U.S. President Joe Biden holds a bilateral meeting with British Prime Minister Rishi Sunak in the Oval Office of the White House in Washington, DC, on June 8, 2023.
Neil Carson | Getty Images
President Joe Biden’s campaign has raised $155 million in cash for the 2024 election, far more than his Republican opponent Donald Trump’s total.
The president raised $53 million last month alone, the most grassroots fundraising since the campaign launched, according to campaign officials. One of the events is a competition for supporters to attend a March 28 fundraiser in New York for Biden, Barack Obama and Bill Clinton, which raised $4 million last month.
“The enthusiasm that we’re feeling across the country is real,” Biden said in an interview with WNOV 860 radio station in Wisconsin last week. “We raised a lot of money. We had 1.5 million donors, 500,000 of which were brand new small donors; 97% of donations were less than $200.”

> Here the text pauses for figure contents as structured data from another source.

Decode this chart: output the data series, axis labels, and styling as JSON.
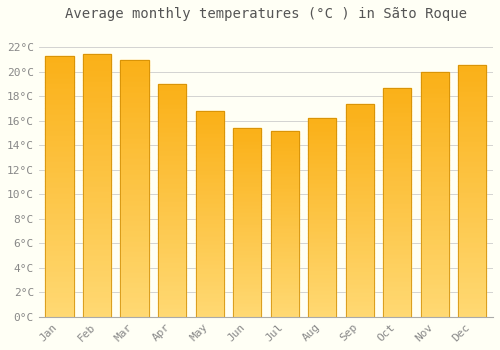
{
  "title": "Average monthly temperatures (°C ) in Sãto Roque",
  "months": [
    "Jan",
    "Feb",
    "Mar",
    "Apr",
    "May",
    "Jun",
    "Jul",
    "Aug",
    "Sep",
    "Oct",
    "Nov",
    "Dec"
  ],
  "values": [
    21.3,
    21.5,
    21.0,
    19.0,
    16.8,
    15.4,
    15.2,
    16.2,
    17.4,
    18.7,
    20.0,
    20.6
  ],
  "bar_color": "#FBB024",
  "bar_edge_color": "#CC8800",
  "bar_edge_width": 0.5,
  "background_color": "#FFFFF5",
  "grid_color": "#CCCCCC",
  "ytick_labels": [
    "0°C",
    "2°C",
    "4°C",
    "6°C",
    "8°C",
    "10°C",
    "12°C",
    "14°C",
    "16°C",
    "18°C",
    "20°C",
    "22°C"
  ],
  "ytick_values": [
    0,
    2,
    4,
    6,
    8,
    10,
    12,
    14,
    16,
    18,
    20,
    22
  ],
  "ylim": [
    0,
    23.5
  ],
  "title_fontsize": 10,
  "tick_fontsize": 8,
  "font_family": "monospace",
  "tick_color": "#888888",
  "title_color": "#555555"
}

Biden and Trump both secured their party nominations last week, setting the stage for a rematch in 2024.
Trump’s data for February has not yet been released. His two major committees had just $36.6 million in cash on hand as of the end of January, and their combined expenses for the month exceeded revenue. A major driver of these costs is the millions of dollars in legal fees generated by Trump’s numerous court cases. These numbers are only part of the financial picture of Trump’s business, as other affiliates are not required to reveal their numbers until April.
The campaign said Biden’s total cash on hand is the highest accumulated by any Democratic candidate in the history of the campaign. Last month, emails sent to Biden supporters focused on concerns about Trump, which helped boost support.
“While Joe Biden and the Democrats continue to set historic grassroots fundraising numbers, Donald Trump and the Republican National Committee are in financial disarray,” said Democratic National Committee Chairman Jamie Harrison. “Ours Grassroots supporters know the stakes couldn’t be higher this year, and they’re participating like our democracy is on the line — because it is.”